In verse 19, the prayer is that we would know the length and breadth and height and depth of Christ’s love for us – that is, how broad, how long, how high and how deep it is. These are the four dimensions of God’s love that the writer prays we might understand. As we consider them in our minds, may they also penetrate our hearts.
God’s love is so wide, it encompasses and embraces everyone. It is so long and long-lasting that it will never, ever let us go. It is so high and of such a high-quality that it will never let us down. And it is so deep that it reaches even to those places that we thought were too dark or way beyond reach. It reaches to the deepest parts of our being.
Some of us are more open than others. Some of us reveal ourselves more freely than others. But all of us have locked closets and dark corners where we don’t even like to peek ourselves, let alone have anybody else take a look. These are places that we have shut off from the light of day; from the light of the love of even those who are closest to us. We do this mostly because we’re afraid that if someone sees those deep down ugly parts of us, they won’t love us anymore. And we just can’t risk that. But God’s love is deeper than our deepest secrets. It can penetrate the darkness of our worst fears. It can clean out the closets of sin or despair or self-hatred.
God’s love is so wide that it embraces everyone; it is so long-lasting that it will never let us go; it is of such a high-quality that it will never let us down; and it is deep enough to meet our deepest needs.
God wants us to know how wide and how long and how high and how deep that love is for us. Do you have any idea how much God loves you? That’s not a platitude. God does indeed love you! But do you know it? Do you really know it? That is my prayer for you today. That is my prayer for Smithville United Methodist Church – that you know that you are loved; that you indeed know God’s love in the very depths and core of your being.

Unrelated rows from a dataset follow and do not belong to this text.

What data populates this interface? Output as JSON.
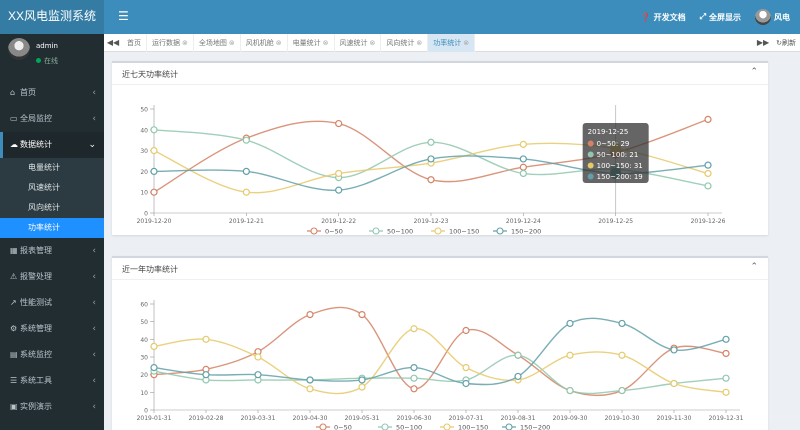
{
  "app": {
    "title": "XX风电监测系统"
  },
  "user": {
    "name": "admin",
    "status": "在线"
  },
  "menu": [
    {
      "label": "首页",
      "icon": "home-icon",
      "glyph": "⌂"
    },
    {
      "label": "全局监控",
      "icon": "monitor-icon",
      "glyph": "▭"
    }
  ],
  "data_menu": {
    "label": "数据统计",
    "icon": "cloud-icon",
    "glyph": "☁",
    "items": [
      "电量统计",
      "风速统计",
      "风向统计",
      "功率统计"
    ]
  },
  "menu_after": [
    {
      "label": "报表管理",
      "icon": "report-icon",
      "glyph": "▦"
    },
    {
      "label": "报警处理",
      "icon": "alarm-icon",
      "glyph": "⚠"
    },
    {
      "label": "性能测试",
      "icon": "chart-icon",
      "glyph": "↗"
    },
    {
      "label": "系统管理",
      "icon": "gear-icon",
      "glyph": "⚙"
    },
    {
      "label": "系统监控",
      "icon": "server-icon",
      "glyph": "▤"
    },
    {
      "label": "系统工具",
      "icon": "tools-icon",
      "glyph": "☰"
    },
    {
      "label": "实例演示",
      "icon": "demo-icon",
      "glyph": "▣"
    }
  ],
  "topbar": {
    "docs": "开发文档",
    "fullscreen": "全屏显示",
    "username": "风电"
  },
  "tabs": [
    {
      "label": "首页",
      "closable": false,
      "active": false
    },
    {
      "label": "运行数据",
      "closable": true,
      "active": false
    },
    {
      "label": "全场地图",
      "closable": true,
      "active": false
    },
    {
      "label": "风机机舱",
      "closable": true,
      "active": false
    },
    {
      "label": "电量统计",
      "closable": true,
      "active": false
    },
    {
      "label": "风速统计",
      "closable": true,
      "active": false
    },
    {
      "label": "风向统计",
      "closable": true,
      "active": false
    },
    {
      "label": "功率统计",
      "closable": true,
      "active": true
    }
  ],
  "tabbar": {
    "prev": "◀◀",
    "next": "▶▶",
    "refresh": "刷新"
  },
  "box1": {
    "title": "近七天功率统计"
  },
  "box2": {
    "title": "近一年功率统计"
  },
  "chart_data": [
    {
      "type": "line",
      "smooth": true,
      "x": [
        "2019-12-20",
        "2019-12-21",
        "2019-12-22",
        "2019-12-23",
        "2019-12-24",
        "2019-12-25",
        "2019-12-26"
      ],
      "ylim": [
        0,
        50
      ],
      "yticks": [
        0,
        10,
        20,
        30,
        40,
        50
      ],
      "series": [
        {
          "name": "0~50",
          "color": "#d48265",
          "values": [
            10,
            36,
            43,
            16,
            22,
            29,
            45
          ]
        },
        {
          "name": "50~100",
          "color": "#91c7ae",
          "values": [
            40,
            35,
            17,
            34,
            19,
            21,
            13
          ]
        },
        {
          "name": "100~150",
          "color": "#e6c96b",
          "values": [
            30,
            10,
            19,
            24,
            33,
            31,
            19
          ]
        },
        {
          "name": "150~200",
          "color": "#61a0a8",
          "values": [
            20,
            20,
            11,
            26,
            26,
            19,
            23
          ]
        }
      ],
      "tooltip": {
        "index": 5,
        "title": "2019-12-25",
        "rows": [
          "0~50: 29",
          "50~100: 21",
          "100~150: 31",
          "150~200: 19"
        ]
      }
    },
    {
      "type": "line",
      "smooth": true,
      "x": [
        "2019-01-31",
        "2019-02-28",
        "2019-03-31",
        "2019-04-30",
        "2019-05-31",
        "2019-06-30",
        "2019-07-31",
        "2019-08-31",
        "2019-09-30",
        "2019-10-30",
        "2019-11-30",
        "2019-12-31"
      ],
      "ylim": [
        0,
        60
      ],
      "yticks": [
        0,
        10,
        20,
        30,
        40,
        50,
        60
      ],
      "series": [
        {
          "name": "0~50",
          "color": "#d48265",
          "values": [
            20,
            23,
            33,
            54,
            54,
            12,
            45,
            31,
            11,
            11,
            35,
            32
          ]
        },
        {
          "name": "50~100",
          "color": "#91c7ae",
          "values": [
            22,
            17,
            17,
            17,
            18,
            18,
            17,
            31,
            11,
            11,
            15,
            18
          ]
        },
        {
          "name": "100~150",
          "color": "#e6c96b",
          "values": [
            36,
            40,
            30,
            12,
            13,
            46,
            24,
            17,
            31,
            31,
            15,
            10
          ]
        },
        {
          "name": "150~200",
          "color": "#61a0a8",
          "values": [
            24,
            20,
            20,
            17,
            17,
            24,
            15,
            19,
            49,
            49,
            34,
            40
          ]
        }
      ]
    }
  ]
}
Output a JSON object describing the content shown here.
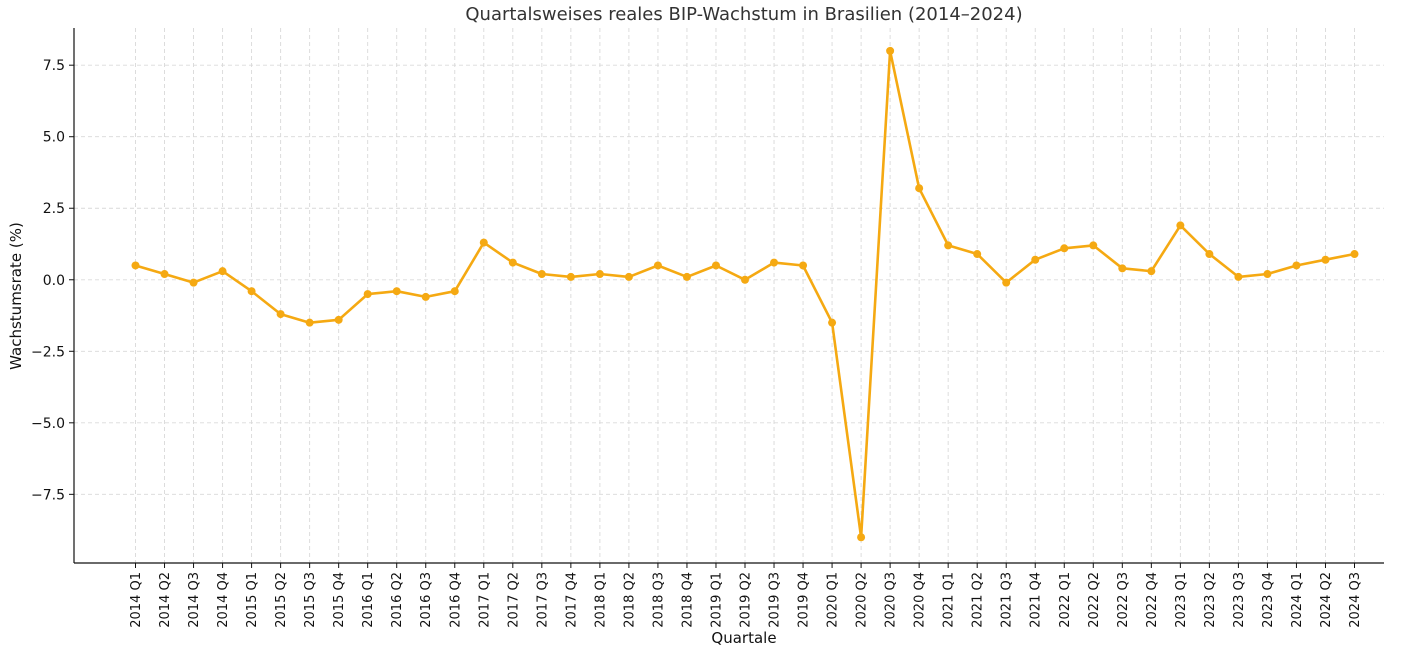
{
  "chart_data": {
    "type": "line",
    "title": "Quartalsweises reales BIP-Wachstum in Brasilien (2014–2024)",
    "xlabel": "Quartale",
    "ylabel": "Wachstumsrate (%)",
    "ylim": [
      -9.9,
      8.8
    ],
    "yticks": [
      7.5,
      5.0,
      2.5,
      0.0,
      -2.5,
      -5.0,
      -7.5
    ],
    "ytick_labels": [
      "7.5",
      "5.0",
      "2.5",
      "0.0",
      "−2.5",
      "−5.0",
      "−7.5"
    ],
    "grid": true,
    "line_color": "#F5A912",
    "categories": [
      "2014 Q1",
      "2014 Q2",
      "2014 Q3",
      "2014 Q4",
      "2015 Q1",
      "2015 Q2",
      "2015 Q3",
      "2015 Q4",
      "2016 Q1",
      "2016 Q2",
      "2016 Q3",
      "2016 Q4",
      "2017 Q1",
      "2017 Q2",
      "2017 Q3",
      "2017 Q4",
      "2018 Q1",
      "2018 Q2",
      "2018 Q3",
      "2018 Q4",
      "2019 Q1",
      "2019 Q2",
      "2019 Q3",
      "2019 Q4",
      "2020 Q1",
      "2020 Q2",
      "2020 Q3",
      "2020 Q4",
      "2021 Q1",
      "2021 Q2",
      "2021 Q3",
      "2021 Q4",
      "2022 Q1",
      "2022 Q2",
      "2022 Q3",
      "2022 Q4",
      "2023 Q1",
      "2023 Q2",
      "2023 Q3",
      "2023 Q4",
      "2024 Q1",
      "2024 Q2",
      "2024 Q3"
    ],
    "values": [
      0.5,
      0.2,
      -0.1,
      0.3,
      -0.4,
      -1.2,
      -1.5,
      -1.4,
      -0.5,
      -0.4,
      -0.6,
      -0.4,
      1.3,
      0.6,
      0.2,
      0.1,
      0.2,
      0.1,
      0.5,
      0.1,
      0.5,
      0.0,
      0.6,
      0.5,
      -1.5,
      -9.0,
      8.0,
      3.2,
      1.2,
      0.9,
      -0.1,
      0.7,
      1.1,
      1.2,
      0.4,
      0.3,
      1.9,
      0.9,
      0.1,
      0.2,
      0.5,
      0.7,
      0.9
    ]
  }
}
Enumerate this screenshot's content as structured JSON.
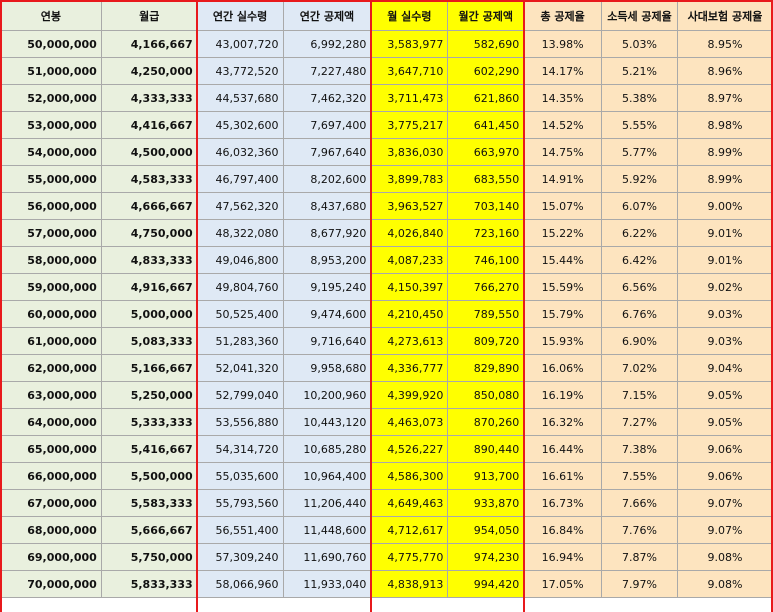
{
  "columns": [
    "연봉",
    "월급",
    "연간 실수령",
    "연간 공제액",
    "월 실수령",
    "월간 공제액",
    "총 공제율",
    "소득세 공제율",
    "사대보험 공제율"
  ],
  "rows": [
    [
      "50,000,000",
      "4,166,667",
      "43,007,720",
      "6,992,280",
      "3,583,977",
      "582,690",
      "13.98%",
      "5.03%",
      "8.95%"
    ],
    [
      "51,000,000",
      "4,250,000",
      "43,772,520",
      "7,227,480",
      "3,647,710",
      "602,290",
      "14.17%",
      "5.21%",
      "8.96%"
    ],
    [
      "52,000,000",
      "4,333,333",
      "44,537,680",
      "7,462,320",
      "3,711,473",
      "621,860",
      "14.35%",
      "5.38%",
      "8.97%"
    ],
    [
      "53,000,000",
      "4,416,667",
      "45,302,600",
      "7,697,400",
      "3,775,217",
      "641,450",
      "14.52%",
      "5.55%",
      "8.98%"
    ],
    [
      "54,000,000",
      "4,500,000",
      "46,032,360",
      "7,967,640",
      "3,836,030",
      "663,970",
      "14.75%",
      "5.77%",
      "8.99%"
    ],
    [
      "55,000,000",
      "4,583,333",
      "46,797,400",
      "8,202,600",
      "3,899,783",
      "683,550",
      "14.91%",
      "5.92%",
      "8.99%"
    ],
    [
      "56,000,000",
      "4,666,667",
      "47,562,320",
      "8,437,680",
      "3,963,527",
      "703,140",
      "15.07%",
      "6.07%",
      "9.00%"
    ],
    [
      "57,000,000",
      "4,750,000",
      "48,322,080",
      "8,677,920",
      "4,026,840",
      "723,160",
      "15.22%",
      "6.22%",
      "9.01%"
    ],
    [
      "58,000,000",
      "4,833,333",
      "49,046,800",
      "8,953,200",
      "4,087,233",
      "746,100",
      "15.44%",
      "6.42%",
      "9.01%"
    ],
    [
      "59,000,000",
      "4,916,667",
      "49,804,760",
      "9,195,240",
      "4,150,397",
      "766,270",
      "15.59%",
      "6.56%",
      "9.02%"
    ],
    [
      "60,000,000",
      "5,000,000",
      "50,525,400",
      "9,474,600",
      "4,210,450",
      "789,550",
      "15.79%",
      "6.76%",
      "9.03%"
    ],
    [
      "61,000,000",
      "5,083,333",
      "51,283,360",
      "9,716,640",
      "4,273,613",
      "809,720",
      "15.93%",
      "6.90%",
      "9.03%"
    ],
    [
      "62,000,000",
      "5,166,667",
      "52,041,320",
      "9,958,680",
      "4,336,777",
      "829,890",
      "16.06%",
      "7.02%",
      "9.04%"
    ],
    [
      "63,000,000",
      "5,250,000",
      "52,799,040",
      "10,200,960",
      "4,399,920",
      "850,080",
      "16.19%",
      "7.15%",
      "9.05%"
    ],
    [
      "64,000,000",
      "5,333,333",
      "53,556,880",
      "10,443,120",
      "4,463,073",
      "870,260",
      "16.32%",
      "7.27%",
      "9.05%"
    ],
    [
      "65,000,000",
      "5,416,667",
      "54,314,720",
      "10,685,280",
      "4,526,227",
      "890,440",
      "16.44%",
      "7.38%",
      "9.06%"
    ],
    [
      "66,000,000",
      "5,500,000",
      "55,035,600",
      "10,964,400",
      "4,586,300",
      "913,700",
      "16.61%",
      "7.55%",
      "9.06%"
    ],
    [
      "67,000,000",
      "5,583,333",
      "55,793,560",
      "11,206,440",
      "4,649,463",
      "933,870",
      "16.73%",
      "7.66%",
      "9.07%"
    ],
    [
      "68,000,000",
      "5,666,667",
      "56,551,400",
      "11,448,600",
      "4,712,617",
      "954,050",
      "16.84%",
      "7.76%",
      "9.07%"
    ],
    [
      "69,000,000",
      "5,750,000",
      "57,309,240",
      "11,690,760",
      "4,775,770",
      "974,230",
      "16.94%",
      "7.87%",
      "9.08%"
    ],
    [
      "70,000,000",
      "5,833,333",
      "58,066,960",
      "11,933,040",
      "4,838,913",
      "994,420",
      "17.05%",
      "7.97%",
      "9.08%"
    ]
  ],
  "colors": {
    "salary_bg": "#e9f0de",
    "annual_bg": "#dfe9f5",
    "monthly_bg": "#ffff00",
    "rate_bg": "#fde4bf",
    "frame": "#e8191c"
  }
}
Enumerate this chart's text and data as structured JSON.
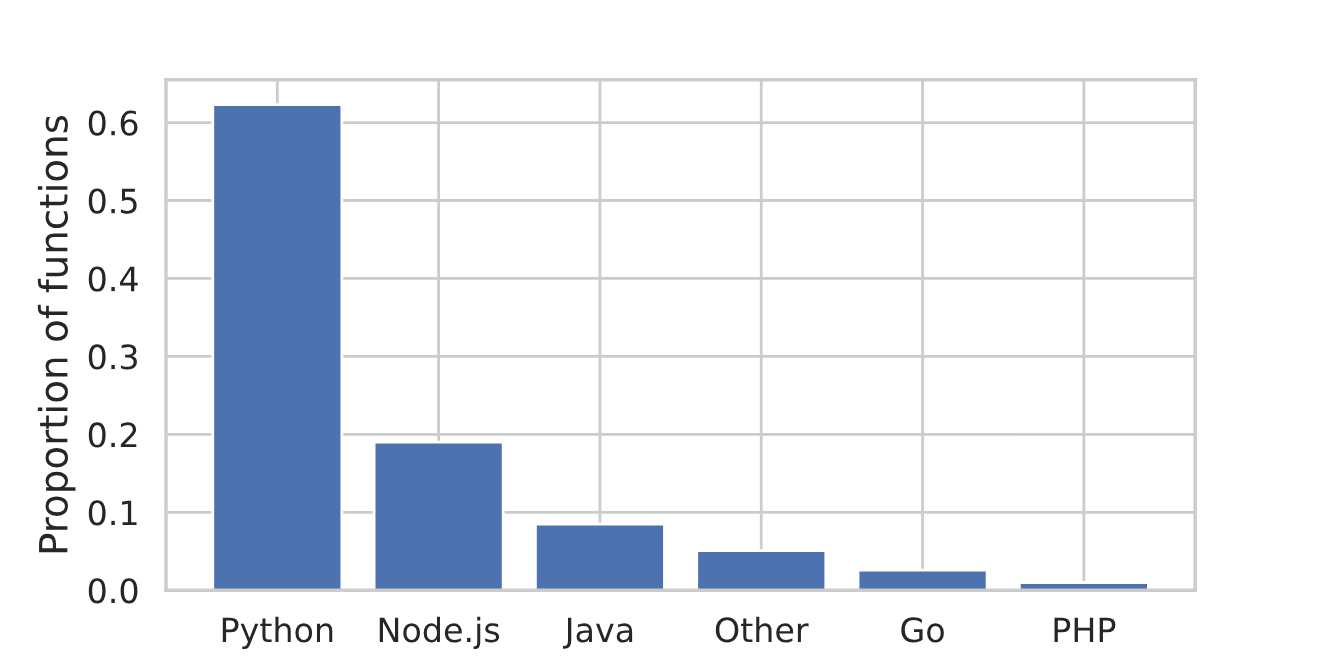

I love you, but most importantly, God loves you, and my prayer is that you know it.
Amen.
And to my faithful blog readers … until next time, peace …
So great, Robin. There were many tears at HUMC today too, tears of love for our pastor, whose stay with us was about as brief as yours. Except for me. I didn’t cry. I thought I would, but I didn’t. I just think I was too mad to cry. I continue to pray for both you and our own pastor, that in His perfect will, you will find peace and great joy.